In a small bowl, combine the 1 tablespoon freshly ground black pepper, 1/2 teaspoon kosher salt, pinch of cayenne pepper, and 1 teaspoon Dijon mustard. Add 1 tablespoon of the olive oil and stir to mix well.
Rub the chops on both sides with the spice mix. If desired, place the chops on a plate, cover, and refrigerate for up to 1 day (remove the chops from the refrigerator about 30 minutes before roasting).

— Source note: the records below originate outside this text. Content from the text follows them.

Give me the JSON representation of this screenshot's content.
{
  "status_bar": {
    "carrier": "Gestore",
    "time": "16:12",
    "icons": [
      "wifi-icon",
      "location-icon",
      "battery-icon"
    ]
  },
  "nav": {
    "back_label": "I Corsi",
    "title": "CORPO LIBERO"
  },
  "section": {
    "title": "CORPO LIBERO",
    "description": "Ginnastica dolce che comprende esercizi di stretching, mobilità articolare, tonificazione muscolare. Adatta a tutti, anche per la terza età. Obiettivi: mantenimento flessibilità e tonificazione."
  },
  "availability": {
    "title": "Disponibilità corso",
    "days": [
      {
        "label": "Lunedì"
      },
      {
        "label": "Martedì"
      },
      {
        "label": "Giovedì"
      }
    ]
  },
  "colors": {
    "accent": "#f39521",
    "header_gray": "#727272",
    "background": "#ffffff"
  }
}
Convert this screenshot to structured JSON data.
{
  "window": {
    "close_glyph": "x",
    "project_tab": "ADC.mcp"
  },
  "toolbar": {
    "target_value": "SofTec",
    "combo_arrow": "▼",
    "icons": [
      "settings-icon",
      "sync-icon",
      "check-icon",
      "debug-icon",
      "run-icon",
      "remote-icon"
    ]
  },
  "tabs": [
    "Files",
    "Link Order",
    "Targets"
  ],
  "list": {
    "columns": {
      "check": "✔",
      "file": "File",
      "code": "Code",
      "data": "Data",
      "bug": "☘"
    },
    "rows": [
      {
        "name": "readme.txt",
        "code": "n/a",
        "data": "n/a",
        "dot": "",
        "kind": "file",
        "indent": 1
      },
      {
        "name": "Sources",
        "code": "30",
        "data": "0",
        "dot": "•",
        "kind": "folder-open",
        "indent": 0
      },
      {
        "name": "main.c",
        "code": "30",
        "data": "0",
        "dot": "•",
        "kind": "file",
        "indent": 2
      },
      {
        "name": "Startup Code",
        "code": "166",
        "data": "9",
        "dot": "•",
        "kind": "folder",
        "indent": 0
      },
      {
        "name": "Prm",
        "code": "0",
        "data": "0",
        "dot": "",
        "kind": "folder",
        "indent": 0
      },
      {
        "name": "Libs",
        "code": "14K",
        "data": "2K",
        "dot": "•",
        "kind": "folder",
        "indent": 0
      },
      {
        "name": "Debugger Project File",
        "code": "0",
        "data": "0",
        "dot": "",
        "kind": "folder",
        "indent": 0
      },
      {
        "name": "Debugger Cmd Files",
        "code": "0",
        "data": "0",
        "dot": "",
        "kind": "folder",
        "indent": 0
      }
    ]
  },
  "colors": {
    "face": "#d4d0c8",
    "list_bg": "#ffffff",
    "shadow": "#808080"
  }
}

Preheat the oven to 400°F (200°C).
In an ovenproof skillet over high heat, warm the remaining 2 tablespoons of olive oil. Add the 4 (8-ounce) bone-in pork loin chops, 1 1/2 inches (4 cm) thick and sear, turning once, until golden brown on both sides, 2 to 3 minutes per side. Move the skillet to the oven. Roast the chops until the juices released when pierced with a knife are rosy, or an instant-read thermometer inserted into the center of a chop away from the bone registers 145° to 150°F (63° to 65°C), 13 to 15 minutes.
Meanwhile, in a small saucepan over low heat, warm the store-bought or homemade applesauce. Arrange the chops an a warmed platter or individual plates and garnish with the fresh or fried sage leaves, if desired. Pass the warmed applesauce at the table.